A number of “readability tests” have been developed over the years that define formulas for computing the reading level of a text. One such readability test is the Coleman-Liau index. The Coleman-Liau index of a text is designed to output that (U.S.) grade level that is needed to understand some text. The formula is
index = 0.0588 * L - 0.296 * S - 15.8 where L is the average number of letters per 100 words in the text, and S is the average number of sentences per 100 words in the text.

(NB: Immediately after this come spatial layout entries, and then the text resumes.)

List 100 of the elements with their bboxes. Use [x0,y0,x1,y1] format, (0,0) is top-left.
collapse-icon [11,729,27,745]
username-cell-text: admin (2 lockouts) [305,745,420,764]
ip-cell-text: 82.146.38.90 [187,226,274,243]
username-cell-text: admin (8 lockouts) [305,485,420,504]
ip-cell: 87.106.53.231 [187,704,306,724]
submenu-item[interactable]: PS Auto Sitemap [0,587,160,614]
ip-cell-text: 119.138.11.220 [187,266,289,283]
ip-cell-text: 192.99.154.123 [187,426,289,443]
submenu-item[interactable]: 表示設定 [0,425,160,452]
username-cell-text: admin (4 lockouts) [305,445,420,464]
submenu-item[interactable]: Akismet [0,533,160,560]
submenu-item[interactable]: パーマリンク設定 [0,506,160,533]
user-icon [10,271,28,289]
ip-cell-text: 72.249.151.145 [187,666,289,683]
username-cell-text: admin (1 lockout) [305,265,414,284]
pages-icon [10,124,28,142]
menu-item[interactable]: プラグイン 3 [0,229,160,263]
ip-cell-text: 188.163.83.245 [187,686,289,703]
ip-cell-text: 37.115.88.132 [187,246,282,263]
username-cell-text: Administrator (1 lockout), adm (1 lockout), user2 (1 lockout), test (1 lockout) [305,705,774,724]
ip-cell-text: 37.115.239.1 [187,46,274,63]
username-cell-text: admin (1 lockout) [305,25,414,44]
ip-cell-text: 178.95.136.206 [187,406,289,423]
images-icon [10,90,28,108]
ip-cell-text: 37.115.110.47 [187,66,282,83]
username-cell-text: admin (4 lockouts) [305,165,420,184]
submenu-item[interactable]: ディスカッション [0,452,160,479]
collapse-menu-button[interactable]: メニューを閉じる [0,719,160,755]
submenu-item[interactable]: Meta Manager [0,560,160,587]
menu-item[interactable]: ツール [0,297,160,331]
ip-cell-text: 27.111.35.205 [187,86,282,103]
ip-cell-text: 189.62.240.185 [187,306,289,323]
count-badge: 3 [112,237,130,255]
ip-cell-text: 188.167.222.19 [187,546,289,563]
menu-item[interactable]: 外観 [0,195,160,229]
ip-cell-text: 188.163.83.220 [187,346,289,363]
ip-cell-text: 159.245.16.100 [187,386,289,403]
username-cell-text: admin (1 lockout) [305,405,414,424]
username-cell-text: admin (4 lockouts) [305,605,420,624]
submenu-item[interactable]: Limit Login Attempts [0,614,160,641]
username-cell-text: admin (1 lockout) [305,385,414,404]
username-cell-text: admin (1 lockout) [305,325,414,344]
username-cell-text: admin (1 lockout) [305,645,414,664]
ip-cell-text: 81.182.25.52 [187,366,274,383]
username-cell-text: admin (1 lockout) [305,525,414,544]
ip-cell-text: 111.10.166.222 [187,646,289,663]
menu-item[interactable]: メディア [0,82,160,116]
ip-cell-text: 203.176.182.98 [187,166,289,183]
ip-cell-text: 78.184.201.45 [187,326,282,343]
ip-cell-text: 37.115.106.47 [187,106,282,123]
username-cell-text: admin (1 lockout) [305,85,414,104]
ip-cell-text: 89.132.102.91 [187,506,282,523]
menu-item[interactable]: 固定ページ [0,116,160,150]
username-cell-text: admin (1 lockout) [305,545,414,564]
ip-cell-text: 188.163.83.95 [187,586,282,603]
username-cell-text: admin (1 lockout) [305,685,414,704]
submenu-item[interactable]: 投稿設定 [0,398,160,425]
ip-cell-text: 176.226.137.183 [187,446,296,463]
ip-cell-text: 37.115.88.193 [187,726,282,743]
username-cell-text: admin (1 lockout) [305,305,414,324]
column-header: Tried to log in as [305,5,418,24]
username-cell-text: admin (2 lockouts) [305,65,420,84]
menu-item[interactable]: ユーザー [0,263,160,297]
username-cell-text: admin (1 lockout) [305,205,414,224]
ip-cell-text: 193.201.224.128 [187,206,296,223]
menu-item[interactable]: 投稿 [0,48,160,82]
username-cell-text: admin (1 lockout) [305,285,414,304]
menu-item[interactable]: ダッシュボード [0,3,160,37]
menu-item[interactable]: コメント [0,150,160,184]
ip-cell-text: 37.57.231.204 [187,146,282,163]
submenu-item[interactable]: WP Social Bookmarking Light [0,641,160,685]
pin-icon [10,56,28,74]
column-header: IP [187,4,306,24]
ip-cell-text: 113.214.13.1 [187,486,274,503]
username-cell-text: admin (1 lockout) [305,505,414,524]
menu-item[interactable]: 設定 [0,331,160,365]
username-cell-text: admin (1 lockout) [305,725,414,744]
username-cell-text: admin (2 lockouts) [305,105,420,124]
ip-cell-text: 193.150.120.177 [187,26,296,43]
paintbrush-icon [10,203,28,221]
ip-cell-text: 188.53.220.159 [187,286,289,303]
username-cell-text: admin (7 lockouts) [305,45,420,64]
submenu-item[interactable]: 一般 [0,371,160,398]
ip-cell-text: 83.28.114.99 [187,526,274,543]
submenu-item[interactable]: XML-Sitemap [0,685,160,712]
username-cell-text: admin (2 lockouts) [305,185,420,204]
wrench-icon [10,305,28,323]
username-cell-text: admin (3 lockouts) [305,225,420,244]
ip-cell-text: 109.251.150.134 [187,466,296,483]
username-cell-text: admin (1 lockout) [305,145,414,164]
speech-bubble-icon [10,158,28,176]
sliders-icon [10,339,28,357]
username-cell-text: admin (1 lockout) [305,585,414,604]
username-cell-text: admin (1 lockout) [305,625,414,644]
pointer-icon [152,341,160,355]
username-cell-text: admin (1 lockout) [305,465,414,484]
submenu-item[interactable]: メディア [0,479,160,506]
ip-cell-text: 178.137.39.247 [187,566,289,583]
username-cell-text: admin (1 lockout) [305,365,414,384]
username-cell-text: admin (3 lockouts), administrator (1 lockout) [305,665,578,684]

So I developed a program called readability that takes a text and determines its reading level. For example, if user types in a line of text from Dr. Seuss, the program should behave as follows:
$ ./readability Text: Congratulations! Today is your day. You're off to Great Places! You're off and away! Grade 3
The text the user inputted has 65 letters, 4 sentences, and 14 words. 65 letters per 14 words is an average of about 464.29 letters per 100 words (because 65 / 14 * 100 = 464.29). And 4 sentences per 14 words is an average of about 28.57 sentences per 100 words (because 4 / 14 * 100 = 28.57). Plugged into the Coleman-Liau formula, and rounded to the nearest integer, we get an answer of 3 (because 0.0588 * 464.29 - 0.296 * 28.57 - 15.8 = 3): so this passage is at a third-grade reading level.